Fortunate y Raffoli reían con todas sus ganas. A su manera, se vengaban de ser despreciados por su hermosa jefe. Y Pasione, que no lograba hacer callar ni a golpes a Rose, se volvió furiosamente, sabiéndose objeto de burla por ellos, que reían las palabras de la joven.

—¡Llevárosla, porque si no la mato, y lo que quiero es que me vea en los brazos de su amado Russell! —les gritó—. A la alcoba del fondo, ¡pronto!

—¡Tráele, abuelita, y ya verás! —gritó Rose, mientras la sacaban del «hall» a empellones—. ¡Tú ya no enamoras ni a un viejo de ochenta años, vieja loca!

Pasione se arrojó sobre el diván, congestionada por la rabia. Después se levantó y fue a mirarse a un viejo espejo, pendiente de la pared. Quería cerciorarse de si lo que le dijo Rose era cierto, de que era ya una vieja. Y sonrió triunfalmente al verse hermosa, con sus rojos labios sensuales, sus ojazos negros, su nariz regular, casi clásica. Solamente tenía en ambas mejillas dos surcos sangrientos causados por las uñas de Rose. Lanzó un grito de rabia y se aplicó «rouge» y maquillaje, intentando ocultar aquel destrozo en su piel suave, aún tersa.

Volvieron los dos guardaespaldas, mirándose y sonriendo disimuladamente.

—Ya está, Pasione —dijo Fortunate, yendo a sentarse en un sillón con muestras de cansancio—. ¡Vaya chica, mi madre! Vamos, que si tienes que vértelas con ella a solas no sé cómo te las hubieras compuesto…

—Ya, ya… —murmuró Raffoli, con sorna—. Así me gustan a mí las mujeres. Bravas, con redaños…

—¡Callad! —gritó Pasione, comprendiendo la mala intención de sus secuaces—. ¿Creéis que si no fuera por el interés que tengo en que la vea en mi poder Russell no la hubiera yo matado con mis propias manos, idiotas? Será peor para ella cuando vea a su novio besándome…

—Eso es una locura y una estupidez —saltó Fortunate, ahora acicateado a su vez por los celos—. Las mujeres no hacéis más que tonterías.

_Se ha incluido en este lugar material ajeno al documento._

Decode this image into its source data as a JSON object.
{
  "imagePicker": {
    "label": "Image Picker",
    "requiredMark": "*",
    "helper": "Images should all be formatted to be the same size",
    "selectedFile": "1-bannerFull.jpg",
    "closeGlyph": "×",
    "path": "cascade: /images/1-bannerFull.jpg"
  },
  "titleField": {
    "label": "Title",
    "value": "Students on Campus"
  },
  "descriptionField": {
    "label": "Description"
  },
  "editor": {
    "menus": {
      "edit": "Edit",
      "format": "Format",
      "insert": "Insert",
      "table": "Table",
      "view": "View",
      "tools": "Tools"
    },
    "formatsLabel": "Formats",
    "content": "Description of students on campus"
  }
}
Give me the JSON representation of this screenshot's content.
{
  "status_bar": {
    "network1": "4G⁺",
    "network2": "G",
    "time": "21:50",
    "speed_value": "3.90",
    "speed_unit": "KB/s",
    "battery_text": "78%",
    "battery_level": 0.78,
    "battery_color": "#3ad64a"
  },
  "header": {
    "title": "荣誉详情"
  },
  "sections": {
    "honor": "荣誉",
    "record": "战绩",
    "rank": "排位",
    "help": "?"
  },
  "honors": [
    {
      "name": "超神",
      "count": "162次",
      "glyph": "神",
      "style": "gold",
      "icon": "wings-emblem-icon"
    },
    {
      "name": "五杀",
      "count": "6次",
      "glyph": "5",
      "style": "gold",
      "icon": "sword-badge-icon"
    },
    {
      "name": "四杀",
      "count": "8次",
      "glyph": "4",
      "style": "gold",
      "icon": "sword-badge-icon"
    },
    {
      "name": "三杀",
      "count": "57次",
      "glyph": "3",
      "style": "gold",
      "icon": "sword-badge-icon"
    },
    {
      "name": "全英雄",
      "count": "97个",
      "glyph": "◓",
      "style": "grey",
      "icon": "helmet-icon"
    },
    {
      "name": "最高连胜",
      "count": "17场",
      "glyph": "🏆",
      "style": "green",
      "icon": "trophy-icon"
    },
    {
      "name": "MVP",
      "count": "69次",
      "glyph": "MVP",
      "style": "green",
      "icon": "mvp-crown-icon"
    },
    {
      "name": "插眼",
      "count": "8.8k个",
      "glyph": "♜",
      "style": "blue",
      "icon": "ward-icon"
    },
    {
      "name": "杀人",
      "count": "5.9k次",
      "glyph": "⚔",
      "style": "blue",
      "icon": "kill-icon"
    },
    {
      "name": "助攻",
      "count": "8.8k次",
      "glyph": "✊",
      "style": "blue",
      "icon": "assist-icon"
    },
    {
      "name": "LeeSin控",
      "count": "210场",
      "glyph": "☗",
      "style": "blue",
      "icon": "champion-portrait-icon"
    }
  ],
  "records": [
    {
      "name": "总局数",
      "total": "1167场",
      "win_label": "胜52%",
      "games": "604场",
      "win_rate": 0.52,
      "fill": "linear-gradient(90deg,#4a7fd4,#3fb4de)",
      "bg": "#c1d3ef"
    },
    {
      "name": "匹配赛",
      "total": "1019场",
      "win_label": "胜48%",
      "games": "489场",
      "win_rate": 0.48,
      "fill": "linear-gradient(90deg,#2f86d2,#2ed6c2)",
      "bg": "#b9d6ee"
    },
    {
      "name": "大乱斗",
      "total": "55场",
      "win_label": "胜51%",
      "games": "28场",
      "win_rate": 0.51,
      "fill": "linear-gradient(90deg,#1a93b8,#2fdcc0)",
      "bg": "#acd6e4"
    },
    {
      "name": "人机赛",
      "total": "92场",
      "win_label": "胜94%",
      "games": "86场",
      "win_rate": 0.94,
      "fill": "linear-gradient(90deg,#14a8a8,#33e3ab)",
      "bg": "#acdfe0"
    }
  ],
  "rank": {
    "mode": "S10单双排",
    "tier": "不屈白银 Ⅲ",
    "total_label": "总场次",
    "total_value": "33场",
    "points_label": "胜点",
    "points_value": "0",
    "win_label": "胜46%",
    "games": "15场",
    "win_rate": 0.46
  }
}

—¿Le vas a indicar que estamos aquí escondidos, siendo como es del F. B. I.? —murmuró Raffoli, quien también se sentía hosco por la misma causa que su compañero de fechorías—. No sé para qué tienes que poner los ojos en hombres que no te quieren bien, como…

—Como me queréis vosotros, ¿no? —dijo, con desdén, Pasione, paseando por el «hall» nerviosamente—. Vosotros siempre seréis —su voz se hizo acariciadora, halagándoles, sabedora de que dispondría de ellos hasta la muerte— mis buenos amigos, mis fieles amigos. No soy desagradecida, ya lo sabéis… Voy teniendo ya mucha experiencia. Quizá deje lo bueno por lo que es malo.

—Así es —dijo Fortunate, levantándose y yendo hacía ella, engallado. Raffoli se levantó a su vez, mirándole ferozmente—. Yo no sé qué daría porque te fijases como es debido en mí. ¡Lo que podríamos hacer juntos! Una buena banda, miles y miles de billetes grandes…

—Tú —murmuró, sordamente, Raffoli, poniéndosele en el camino—. Habla de otra cosa, ¿sabes? Ella es la que ha de elegir… Y no te olvides de mí, porque te refresco la memoria ahora mismo.

—Aparta, piojo —dijo Fortunate, haciendo ademán de darle con la mano abierta en la cara, despectivamente—. Ya me estés cansando con que mires siquiera a esta mujer. ¡Aparta, te digo!

—¡Quietos los dos! —gritó ella, apartándoles cuando ambos, sacaban sus cuchillos, lanzándose miradas de intenso odio—. ¡Ésa es la manera de que no me entienda con ninguno! A tu silla. Fortunate. A la tuya, Raffoli…

Ambos se alejaron refunfuñando, obedientes como perros a las órdenes de quien sabía sugestionarles con su sola presencia.